Vous qui ne venez pas ici pour la première fois, vous savez sans doute déjà que l’Adrienne fond pour ce blondinet qui lui a appris le français argotique.
Madame en abreuve d’ailleurs ses élèves, annonçant toujours la couleur: « Je sais que pour vous ce sont des vieux machins d’un vieux pépé, mais Madame au moins se fait plaisir ». C’est important, quand on est prof.
Mais jamais encore Madame n’a fait écouter « Mistral gagnant », une superbe chanson, cependant. Jusqu’à aujourd’hui, elle ne savait pas trop à quoi le titre faisait référence. Il faut dire qu’elle n’avait pas trop cherché non plus.
De plus, bonbecs, carambars, roudoudous, coco-boer, mint’hos, tout ça ne veut rien dire pour l’Adrienne, qui a été élevée sans sucre et dans un pays où les bonbons portaient d’autres noms que ceux-là. Par conséquent, ça veut encore moins dire aux élèves de Madame. Et chacun sait que ça enlève beaucoup de charme s’il faut tout expliquer de A à Z.

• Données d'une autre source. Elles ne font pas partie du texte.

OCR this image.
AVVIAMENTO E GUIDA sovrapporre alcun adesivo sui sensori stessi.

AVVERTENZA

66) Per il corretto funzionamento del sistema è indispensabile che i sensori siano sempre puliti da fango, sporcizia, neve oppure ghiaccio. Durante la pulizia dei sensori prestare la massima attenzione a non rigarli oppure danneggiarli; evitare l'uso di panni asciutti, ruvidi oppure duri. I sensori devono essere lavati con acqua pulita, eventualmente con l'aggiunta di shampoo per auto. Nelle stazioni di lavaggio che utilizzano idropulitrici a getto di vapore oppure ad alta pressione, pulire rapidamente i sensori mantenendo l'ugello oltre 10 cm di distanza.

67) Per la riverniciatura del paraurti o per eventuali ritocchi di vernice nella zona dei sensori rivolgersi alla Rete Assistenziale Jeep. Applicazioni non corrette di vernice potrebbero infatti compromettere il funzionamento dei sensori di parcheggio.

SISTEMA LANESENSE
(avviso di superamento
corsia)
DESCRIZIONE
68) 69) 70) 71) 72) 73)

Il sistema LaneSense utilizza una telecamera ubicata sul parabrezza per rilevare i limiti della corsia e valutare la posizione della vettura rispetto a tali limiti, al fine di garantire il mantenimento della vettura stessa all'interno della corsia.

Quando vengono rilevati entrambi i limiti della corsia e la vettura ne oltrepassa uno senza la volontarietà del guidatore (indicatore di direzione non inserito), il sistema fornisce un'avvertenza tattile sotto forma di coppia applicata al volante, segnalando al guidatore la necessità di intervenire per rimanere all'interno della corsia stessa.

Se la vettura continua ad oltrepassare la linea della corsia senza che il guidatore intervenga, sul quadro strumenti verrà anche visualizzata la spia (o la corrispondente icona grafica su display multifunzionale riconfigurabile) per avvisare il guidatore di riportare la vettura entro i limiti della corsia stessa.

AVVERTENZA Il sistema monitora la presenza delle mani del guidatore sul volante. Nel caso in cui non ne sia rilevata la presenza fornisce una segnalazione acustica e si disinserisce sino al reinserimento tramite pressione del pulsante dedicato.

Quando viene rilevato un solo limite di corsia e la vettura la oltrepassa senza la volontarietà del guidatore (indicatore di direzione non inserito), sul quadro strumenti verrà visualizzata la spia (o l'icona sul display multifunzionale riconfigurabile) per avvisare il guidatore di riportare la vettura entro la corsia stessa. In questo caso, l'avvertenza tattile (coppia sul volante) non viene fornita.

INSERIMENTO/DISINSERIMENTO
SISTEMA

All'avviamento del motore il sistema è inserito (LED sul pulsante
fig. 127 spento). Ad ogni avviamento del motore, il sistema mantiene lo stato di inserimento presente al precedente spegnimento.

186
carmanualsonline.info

C’est tout à fait par hasard (et grâce à lectrice Lulu, merci Lulu!) que le mystère des « mistral gagnants » a enfin été éclairci:
Mistral gagnant: L’introduction au piano est magnifique, d’une nostalgie bouleversante. Par ailleurs, Renaud égrène, au long du texte, tous les bonbons de son enfance et les nôtres, avec mention spéciale pour les vrais roudoudous « qui nous coupaient les lèvres et nous niquaient les dents ». Mais des Mistral gagnants, il ne dit rien. Les deux mots suffisent pour ranimer un cérémonial singulier. Mistral gagnant: c’était Mistral perdant, le plus souvent, car on ne gagnait rien, une fois sur dix. La petite pochette allongée de papier blanc avait, tout en bas, au verso, un rabat qu’on soulevait dès l’objet acheté. « Gagnant », c’était un sachet gratuit en prime. Mais « perdant », au-delà de la petite résignation obligatoire passagère, c’était l’occasion de centrer son plaisir sur une réalité palpable, qui n’avait plus rien du miroir aux alouettes évoqué par le titre: dans Mistral gagnant, la moitié qui comptait, c’était Mistral. A preuve, on ne pouvait gagner qu’un autre Mistral – qui n’eût pas doublé le plaisir -, et c’est donc dans l’essence du Mistral que reposait l’espoir d’une satisfaction.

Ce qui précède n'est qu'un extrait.